Bir kitabı almadan önce ön/arka kapak, ön söz, varsa kaynakça vs. bakar ve bu kitap bana ne verebilir sorusunu mutlaka sorarım.
Sonuçta ben ona en değerlilerimden zamanımı vereceğim.
Bitirince de aynı soruyu sorarım; ne aldım?
Doğunun Kafka'sı olarak adlandırılan, İran Edebiyatının en iyi psikoloji roman yazarı Sadık Hidayet'e (doğumu: 1903) ait bir kitabı tavsiye üzerine okudum.

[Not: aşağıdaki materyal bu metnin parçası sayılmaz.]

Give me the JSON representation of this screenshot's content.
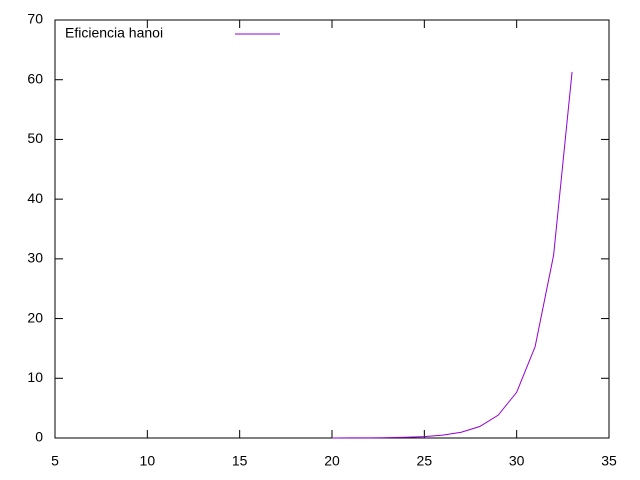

Romanda süt kız kardeşi ile evlenen ya da oyuna getirilip evlendirilen, karısının kaçışından sonra bir ara kayın biraderini gördüğünde dudaklarını ablasına benzetip şehvetle öpen, dadısına kendisi üzerine sinsice şehvetini tatmin iftirası atabilen, din Allah inancı bahsinde imansızlığını kutsalımıza hakaret boyutunda seslendirmekten çekinmeyen (sanırım bu sebeple İran'da kitabı yasak!) yazarı okurken ruhumun kirlendiğini hissettim. 88 sahife olmasa çoktan yarıda bırakırdım! Hele 58. sayfa tam bir rezalet, kutsala hınçlı bir saldırı!
Güçlü bir kalem, Sadık Hidayet. Yazarken size adeta sinema gibi, hatta daha derinden yaşatıyor. Kabiliyetini keşke güzel eserler vererek kullansa; keşke afyon,içki ile uyuşturduğu canına, bir evde güzel elbiseler giyip, hava gazını açarak intihar ederek gitmeseydi.
Yazara ait hiç bir kitabı okumama kararı ile, masamda olan bu kitabı birazdan imha ile, benden sonra birisinin okuma risk ve vebalinden kurtulacağım!
Kitap bitince bana ne verdi sorusunu sordum; çok şükür sapkın fikirlerimiz yok, çok şükür Allah'a ve indirdiklerine şeksiz şüphesiz imanımızla huzurluyuz, çok şükür kötü alışkanlıklara müptela olmadık. Kalan ömrümüzde de defterimizi salih fiiller, iyilikler ve imanla kapatma, umudu ve azmindeyiz.